# Track Table Ideas and Questions ??



## Rusty Cragers (Dec 1, 2008)

Hi all, as stated before I am just getting back into HO Race cars. I just laid out a quick track on the carpet for the kids to get started on. It got dusty and picked up dog hair on it pretty quick. I am gonna build them a nice table to put it on in our garage. I've been thinking what might be the most cost efficient and practical way to do it. I have been thinking of this idea. Buying two folding banquet tables in sizes 72" X 30". This way I can use the tables when I need them for other things and they will be useful around the house when they are not being used for the cars tracks. I then plan to make an overlay of plywood 6' x 4' 1/2 inch for each table and cover that with blue indoor outdoor carpet. Then I will build a pine boarder around the sheets of plywood about three inches high. I will attach the plywood to the tables with two bolts to each table.

Costs include the 2 tables (5o each) two sheets of plywood (30) carpet (30) pine boarder (30) and miscellaneous hardware (10) for a total of about 200 bucks. When I am not using the tables for track I will take off the plywood top and store it along with the tables. I'll have a 12' by 4' track table for about 200 bucks. I would appreciate your thoughts and advice on this. Thanks in advance.

Rusty Cragers


----------



## resinmonger (Mar 5, 2008)

1) It sounds like you've thought this through and that the design meets your needs on several fronts. I'm guessing the TM will support having use of the tables when they're not in slot-mode. That can be a real plus.

2) 4 x 12 layout will allow you to build a faster course than 4 x 8 if you optimize the design for long straights. In any case, you can build a longer course with the extra 4 feet of table length. For layouts, size matters so go as big as possible.

3) You can get the track off the floor and into a more accessable location for a low impact to your budget. This sounds like a great way to test the water. If the track is a big hit with the kids, thier friend, and your friends, you can always super-size at a later time.

I don't see a down side. :drunk::hat::freak::dude:


----------



## Grandcheapskate (Jan 5, 2006)

Rusty,
As another option, you can buy just the folding legs without buying an entire table. They are called banquet table legs (maybe even folding table legs) and should be available at any large home improvement store. That would save some money and if you really don't need the tables, one less thing to have around the house. When the track isn't needed, just fold up the legs and put it away. I used them on my track here.
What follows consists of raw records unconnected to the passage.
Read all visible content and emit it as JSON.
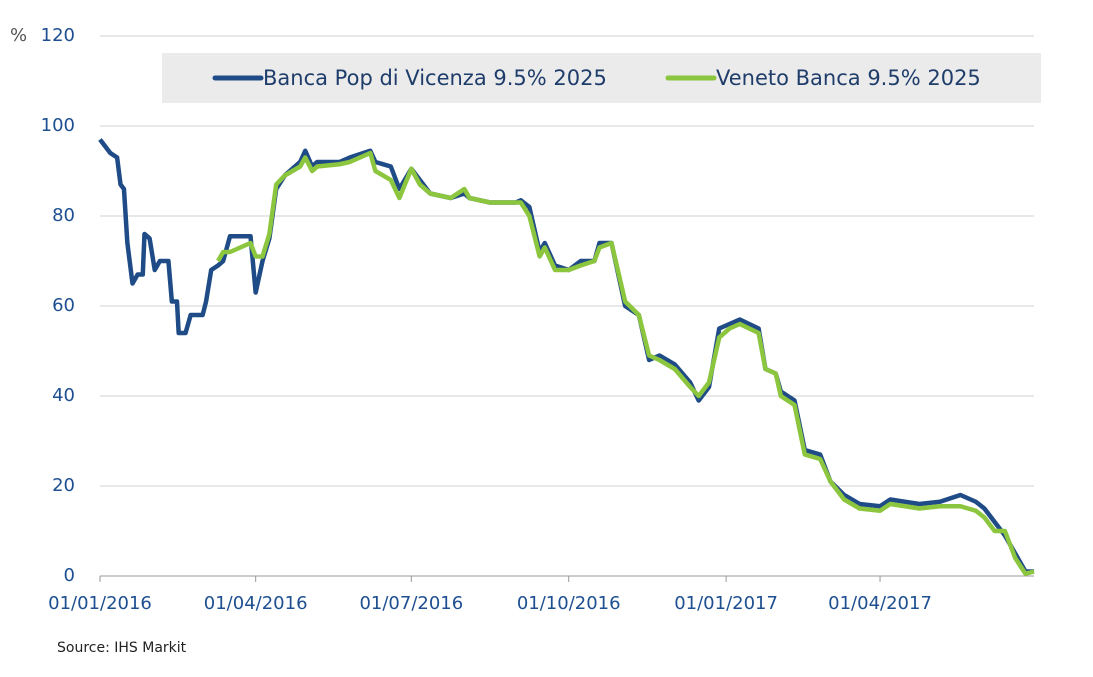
{
  "chart_data": {
    "type": "line",
    "y_unit_label": "%",
    "source": "Source: IHS Markit",
    "x": [
      "01/01/2016",
      "07/01/2016",
      "11/01/2016",
      "13/01/2016",
      "15/01/2016",
      "17/01/2016",
      "20/01/2016",
      "23/01/2016",
      "26/01/2016",
      "27/01/2016",
      "30/01/2016",
      "02/02/2016",
      "05/02/2016",
      "10/02/2016",
      "12/02/2016",
      "15/02/2016",
      "16/02/2016",
      "20/02/2016",
      "23/02/2016",
      "01/03/2016",
      "03/03/2016",
      "06/03/2016",
      "10/03/2016",
      "13/03/2016",
      "17/03/2016",
      "29/03/2016",
      "01/04/2016",
      "05/04/2016",
      "09/04/2016",
      "13/04/2016",
      "18/04/2016",
      "27/04/2016",
      "30/04/2016",
      "04/05/2016",
      "07/05/2016",
      "20/05/2016",
      "26/05/2016",
      "07/06/2016",
      "10/06/2016",
      "19/06/2016",
      "24/06/2016",
      "01/07/2016",
      "06/07/2016",
      "12/07/2016",
      "24/07/2016",
      "01/08/2016",
      "04/08/2016",
      "16/08/2016",
      "31/08/2016",
      "03/09/2016",
      "08/09/2016",
      "14/09/2016",
      "17/09/2016",
      "23/09/2016",
      "01/10/2016",
      "08/10/2016",
      "16/10/2016",
      "19/10/2016",
      "26/10/2016",
      "03/11/2016",
      "11/11/2016",
      "17/11/2016",
      "23/11/2016",
      "02/12/2016",
      "11/12/2016",
      "16/12/2016",
      "22/12/2016",
      "28/12/2016",
      "03/01/2017",
      "09/01/2017",
      "20/01/2017",
      "24/01/2017",
      "30/01/2017",
      "02/02/2017",
      "10/02/2017",
      "16/02/2017",
      "25/02/2017",
      "03/03/2017",
      "11/03/2017",
      "20/03/2017",
      "01/04/2017",
      "07/04/2017",
      "24/04/2017",
      "06/05/2017",
      "18/05/2017",
      "27/05/2017",
      "01/06/2017",
      "07/06/2017",
      "13/06/2017",
      "19/06/2017",
      "25/06/2017",
      "30/06/2017"
    ],
    "series": [
      {
        "name": "Banca Pop di Vicenza 9.5% 2025",
        "color": "#1f4b86",
        "values": [
          97,
          94,
          93,
          87,
          86,
          74,
          65,
          67,
          67,
          76,
          75,
          68,
          70,
          70,
          61,
          61,
          54,
          54,
          58,
          58,
          61,
          68,
          69,
          70,
          75.5,
          75.5,
          63,
          70,
          75,
          86,
          89,
          92,
          94.5,
          91,
          92,
          92,
          93,
          94.5,
          92,
          91,
          86,
          90.5,
          88,
          85,
          84,
          85,
          84,
          83,
          83,
          83.5,
          82,
          72,
          74,
          69,
          68,
          70,
          70,
          74,
          74,
          60,
          58,
          48,
          49,
          47,
          43,
          39,
          42,
          55,
          56,
          57,
          55,
          46,
          45,
          41,
          39,
          28,
          27,
          21,
          18,
          16,
          15.5,
          17,
          16,
          16.5,
          18,
          16.5,
          15,
          12,
          9,
          5,
          1,
          1
        ]
      },
      {
        "name": "Veneto Banca 9.5% 2025",
        "color": "#8cc63f",
        "values": [
          null,
          null,
          null,
          null,
          null,
          null,
          null,
          null,
          null,
          null,
          null,
          null,
          null,
          null,
          null,
          null,
          null,
          null,
          null,
          null,
          null,
          null,
          70,
          72,
          72,
          74,
          71,
          71,
          76,
          87,
          89,
          91,
          93,
          90,
          91,
          91.5,
          92,
          94,
          90,
          88,
          84,
          90.5,
          87,
          85,
          84,
          86,
          84,
          83,
          83,
          83,
          80,
          71,
          73,
          68,
          68,
          69,
          70,
          73,
          74,
          61,
          58,
          49,
          48,
          46,
          42,
          40,
          43,
          53,
          55,
          56,
          54,
          46,
          45,
          40,
          38,
          27,
          26,
          21,
          17,
          15,
          14.5,
          16,
          15,
          15.5,
          15.5,
          14.5,
          13,
          10,
          10,
          4,
          0.5,
          1
        ]
      }
    ],
    "xlim": [
      "01/01/2016",
      "30/06/2017"
    ],
    "xticks": [
      "01/01/2016",
      "01/04/2016",
      "01/07/2016",
      "01/10/2016",
      "01/01/2017",
      "01/04/2017"
    ],
    "ylim": [
      0,
      120
    ],
    "yticks": [
      0,
      20,
      40,
      60,
      80,
      100,
      120
    ],
    "grid": true,
    "legend": "top"
  }
}
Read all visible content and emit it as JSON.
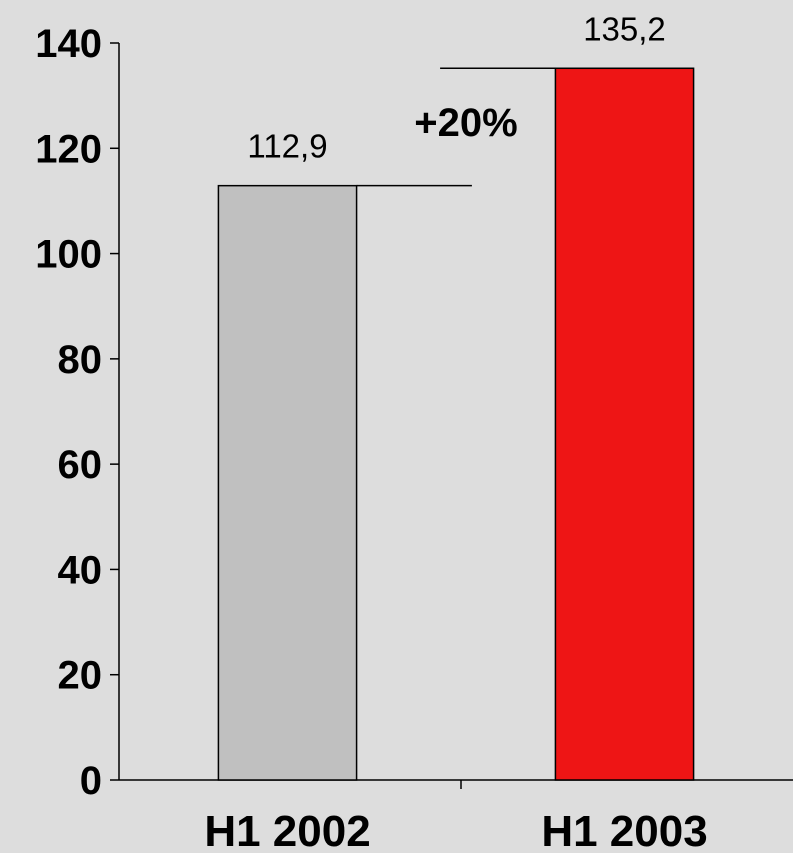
{
  "chart_data": {
    "type": "bar",
    "categories": [
      "H1 2002",
      "H1 2003"
    ],
    "values": [
      112.9,
      135.2
    ],
    "value_labels": [
      "112,9",
      "135,2"
    ],
    "colors": [
      "#c0c0c0",
      "#ee1515"
    ],
    "ylim": [
      0,
      140
    ],
    "yticks": [
      0,
      20,
      40,
      60,
      80,
      100,
      120,
      140
    ],
    "annotation": "+20%",
    "grid": false,
    "title": "",
    "xlabel": "",
    "ylabel": ""
  }
}
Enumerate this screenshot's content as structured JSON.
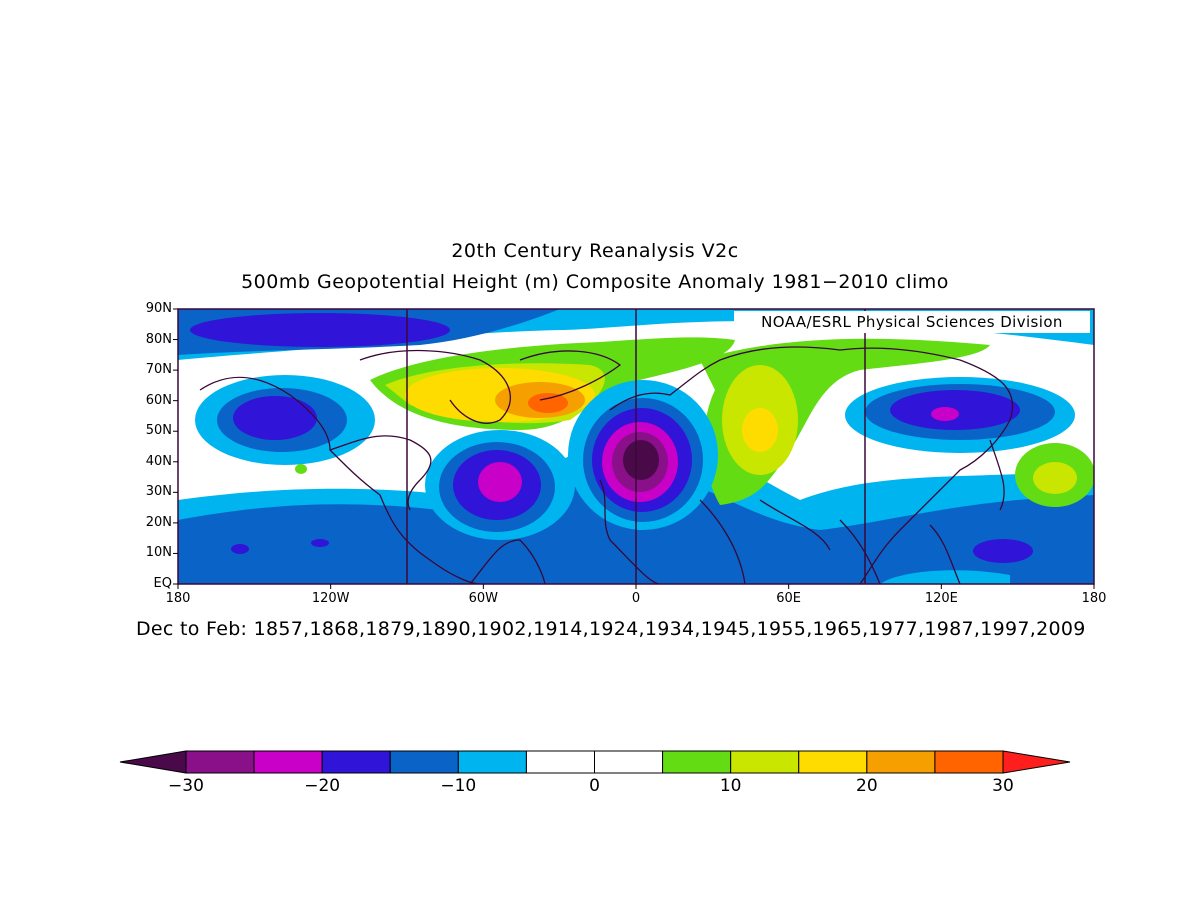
{
  "title": {
    "line1": "20th Century Reanalysis V2c",
    "line2": "500mb Geopotential Height (m) Composite Anomaly 1981−2010 climo"
  },
  "credit": "NOAA/ESRL Physical Sciences Division",
  "footer": "Dec to Feb: 1857,1868,1879,1890,1902,1914,1924,1934,1945,1955,1965,1977,1987,1997,2009",
  "map": {
    "lat_labels": [
      "90N",
      "80N",
      "70N",
      "60N",
      "50N",
      "40N",
      "30N",
      "20N",
      "10N",
      "EQ"
    ],
    "lon_labels": [
      "180",
      "120W",
      "60W",
      "0",
      "60E",
      "120E",
      "180"
    ],
    "lat_range": [
      0,
      90
    ],
    "lon_range": [
      -180,
      180
    ]
  },
  "colorbar": {
    "labels": [
      "−30",
      "−20",
      "−10",
      "0",
      "10",
      "20",
      "30"
    ],
    "levels": [
      -30,
      -25,
      -20,
      -15,
      -10,
      -5,
      0,
      5,
      10,
      15,
      20,
      25,
      30
    ],
    "colors": [
      "#4a0a4a",
      "#8a108a",
      "#c800c8",
      "#3014d8",
      "#0a64c8",
      "#00b4f0",
      "#ffffff",
      "#ffffff",
      "#64dc14",
      "#c8e600",
      "#ffdc00",
      "#f5a000",
      "#ff6400",
      "#ff1e1e"
    ]
  }
}
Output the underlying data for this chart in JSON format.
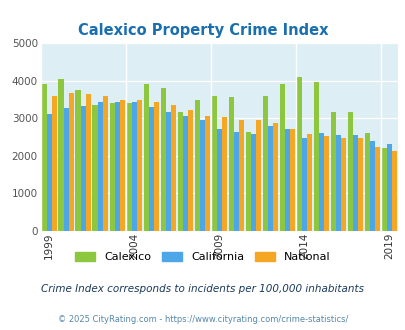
{
  "title": "Calexico Property Crime Index",
  "title_color": "#1a6faf",
  "subtitle": "Crime Index corresponds to incidents per 100,000 inhabitants",
  "subtitle_color": "#1a3a5c",
  "copyright": "© 2025 CityRating.com - https://www.cityrating.com/crime-statistics/",
  "copyright_color": "#5588aa",
  "years": [
    1999,
    2000,
    2001,
    2002,
    2003,
    2004,
    2005,
    2006,
    2007,
    2008,
    2009,
    2010,
    2011,
    2012,
    2013,
    2014,
    2015,
    2016,
    2017,
    2018,
    2019
  ],
  "calexico": [
    3900,
    4050,
    3750,
    3350,
    3400,
    3400,
    3900,
    3800,
    3150,
    3480,
    3600,
    3550,
    2640,
    3580,
    3900,
    4100,
    3950,
    3150,
    3150,
    2600,
    2200
  ],
  "california": [
    3100,
    3280,
    3330,
    3420,
    3420,
    3420,
    3300,
    3170,
    3050,
    2950,
    2720,
    2640,
    2580,
    2780,
    2700,
    2480,
    2600,
    2540,
    2560,
    2390,
    2320
  ],
  "national": [
    3600,
    3670,
    3640,
    3600,
    3490,
    3490,
    3440,
    3340,
    3220,
    3060,
    3040,
    2960,
    2940,
    2870,
    2720,
    2570,
    2520,
    2480,
    2460,
    2220,
    2120
  ],
  "color_calexico": "#8dc63f",
  "color_california": "#4da6e8",
  "color_national": "#f5a623",
  "ylim": [
    0,
    5000
  ],
  "yticks": [
    0,
    1000,
    2000,
    3000,
    4000,
    5000
  ],
  "bg_color": "#deeef5",
  "xlabel_ticks": [
    1999,
    2004,
    2009,
    2014,
    2019
  ],
  "legend_labels": [
    "Calexico",
    "California",
    "National"
  ]
}
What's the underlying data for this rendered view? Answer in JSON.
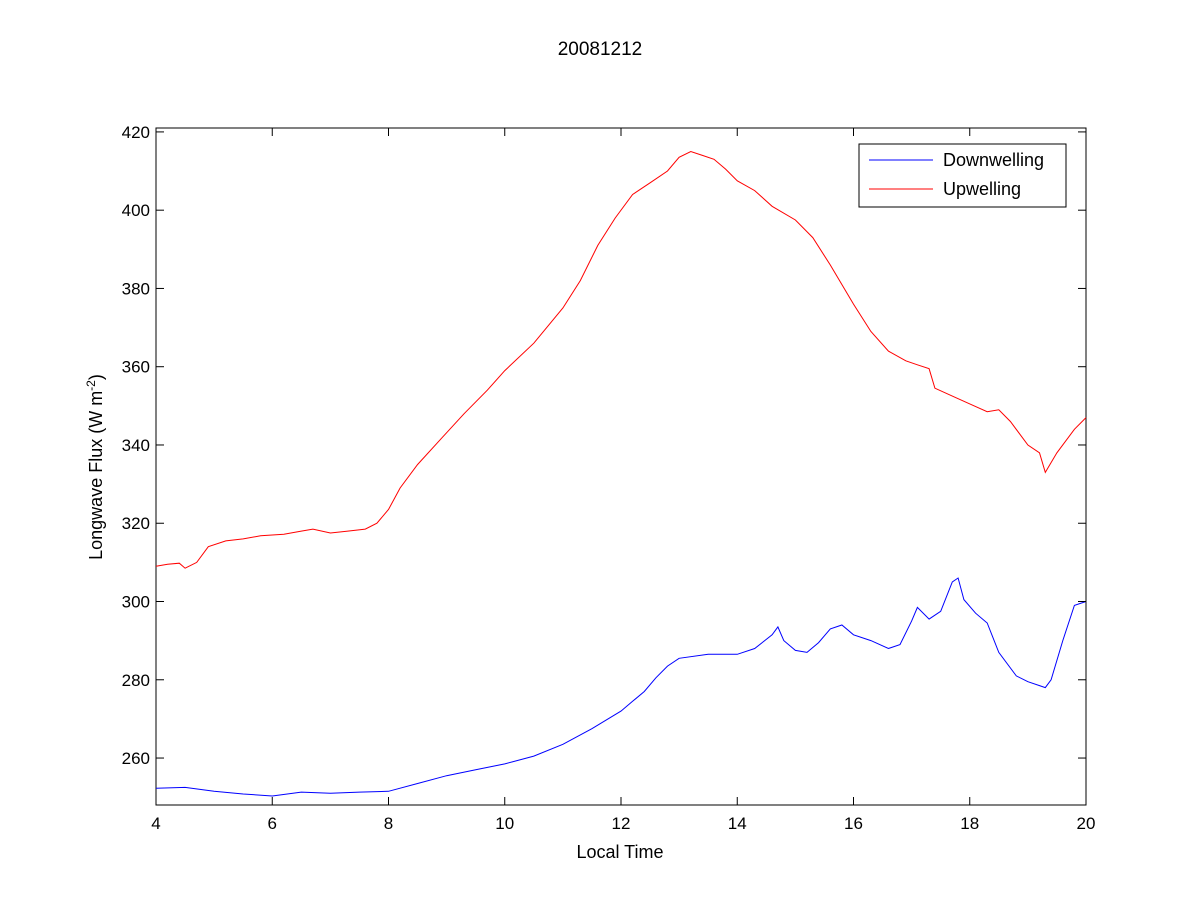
{
  "chart_data": {
    "type": "line",
    "title": "20081212",
    "xlabel": "Local Time",
    "ylabel": "Longwave Flux (W m",
    "ylabel_sup": "-2",
    "ylabel_end": ")",
    "xlim": [
      4,
      20
    ],
    "ylim": [
      248,
      421
    ],
    "xticks": [
      4,
      6,
      8,
      10,
      12,
      14,
      16,
      18,
      20
    ],
    "yticks": [
      260,
      280,
      300,
      320,
      340,
      360,
      380,
      400,
      420
    ],
    "grid": false,
    "legend_position": "top-right",
    "series": [
      {
        "name": "Downwelling",
        "color": "#0000ff",
        "x": [
          4.0,
          4.5,
          5.0,
          5.5,
          6.0,
          6.5,
          7.0,
          7.5,
          8.0,
          8.5,
          9.0,
          9.5,
          10.0,
          10.5,
          11.0,
          11.5,
          12.0,
          12.2,
          12.4,
          12.6,
          12.8,
          13.0,
          13.5,
          14.0,
          14.3,
          14.6,
          14.7,
          14.8,
          15.0,
          15.2,
          15.4,
          15.6,
          15.8,
          16.0,
          16.3,
          16.6,
          16.8,
          17.0,
          17.1,
          17.3,
          17.5,
          17.7,
          17.8,
          17.9,
          18.1,
          18.3,
          18.5,
          18.8,
          19.0,
          19.2,
          19.3,
          19.4,
          19.6,
          19.8,
          20.0
        ],
        "y": [
          252.3,
          252.5,
          251.5,
          250.8,
          250.3,
          251.3,
          251.0,
          251.3,
          251.5,
          253.5,
          255.5,
          257.0,
          258.5,
          260.5,
          263.5,
          267.5,
          272.0,
          274.5,
          277.0,
          280.5,
          283.5,
          285.5,
          286.5,
          286.5,
          288.0,
          291.5,
          293.5,
          290.0,
          287.5,
          287.0,
          289.5,
          293.0,
          294.0,
          291.5,
          290.0,
          288.0,
          289.0,
          295.0,
          298.5,
          295.5,
          297.5,
          305.0,
          306.0,
          300.5,
          297.0,
          294.5,
          287.0,
          281.0,
          279.5,
          278.5,
          278.0,
          280.0,
          290.0,
          299.0,
          300.0
        ]
      },
      {
        "name": "Upwelling",
        "color": "#ff0000",
        "x": [
          4.0,
          4.2,
          4.4,
          4.5,
          4.7,
          4.9,
          5.2,
          5.5,
          5.8,
          6.2,
          6.5,
          6.7,
          7.0,
          7.3,
          7.6,
          7.8,
          8.0,
          8.2,
          8.5,
          8.9,
          9.3,
          9.7,
          10.0,
          10.5,
          11.0,
          11.3,
          11.6,
          11.9,
          12.2,
          12.5,
          12.8,
          13.0,
          13.2,
          13.4,
          13.6,
          13.8,
          14.0,
          14.3,
          14.6,
          15.0,
          15.3,
          15.6,
          16.0,
          16.3,
          16.6,
          16.9,
          17.1,
          17.3,
          17.4,
          17.7,
          18.0,
          18.3,
          18.5,
          18.7,
          19.0,
          19.2,
          19.3,
          19.5,
          19.8,
          20.0
        ],
        "y": [
          309.0,
          309.5,
          309.8,
          308.5,
          310.0,
          314.0,
          315.5,
          316.0,
          316.8,
          317.2,
          318.0,
          318.5,
          317.5,
          318.0,
          318.5,
          320.0,
          323.5,
          329.0,
          335.0,
          341.5,
          348.0,
          354.0,
          359.0,
          366.0,
          375.0,
          382.0,
          391.0,
          398.0,
          404.0,
          407.0,
          410.0,
          413.5,
          415.0,
          414.0,
          413.0,
          410.5,
          407.5,
          405.0,
          401.0,
          397.5,
          393.0,
          386.0,
          376.0,
          369.0,
          364.0,
          361.5,
          360.5,
          359.5,
          354.5,
          352.5,
          350.5,
          348.5,
          349.0,
          346.0,
          340.0,
          338.0,
          333.0,
          338.0,
          344.0,
          347.0
        ]
      }
    ]
  }
}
I used left over carpet from when I did the basement. Carpet really deadens the track noise. I installed the least expensive (cheap??) carpet available and I have had no problem with anything getting on the cars. It is a very low, tight weave and seems perfect for our purposes. You may also want to use green carpet rather than blue.

Before you start, think about whether you are going to use guard rails or make borders. If you make borders, you'll be putting them on top of carpet which may or may not cause you any grief with getting the height just right.

I am going to try using 1/4" hardboard for my borders. Even though it says 1/4", the board is not the same height as the track. However, it looks like the difference is exactly the height of a popsicle stick. So, armed with a bag of craft sticks from the dollar store, I will put them under the hardboard and get the correct height. I am going to cut out the hardboard to fit completely around the track - basically, the track will look like it is sunk into the hardboard. This means I will cover all the carpet, so the color of the carpet really doesn't matter.

Joe


----------



## Rusty Cragers (Dec 1, 2008)

Grandcheapskate said:


> Rusty,
> As another option, you can buy just the folding legs without buying an entire table. They are called banquet table legs (maybe even folding table legs) and should be available at any large home improvement store. That would save some money and if you really don't need the tables, one less thing to have around the house. When the track isn't needed, just fold up the legs and put it away. I used them on my track here.
> 
> I used left over carpet from when I did the basement. Carpet really deadens the track noise. I installed the least expensive (cheap??) carpet available and I have had no problem with anything getting on the cars. It is a very low, tight weave and seems perfect for our purposes. You may also want to use green carpet rather than blue.
> ...


Great ideas Guys. I am gonna head to the Home Depot and price it out. I only need the tables once or twice a year so that will be a great way to make my own tables. Thanks again for the ideas and help. I'll keep ya posted as I put it together. Great way to spend Christmas vacation with the kids.

Rusty :woohoo:


----------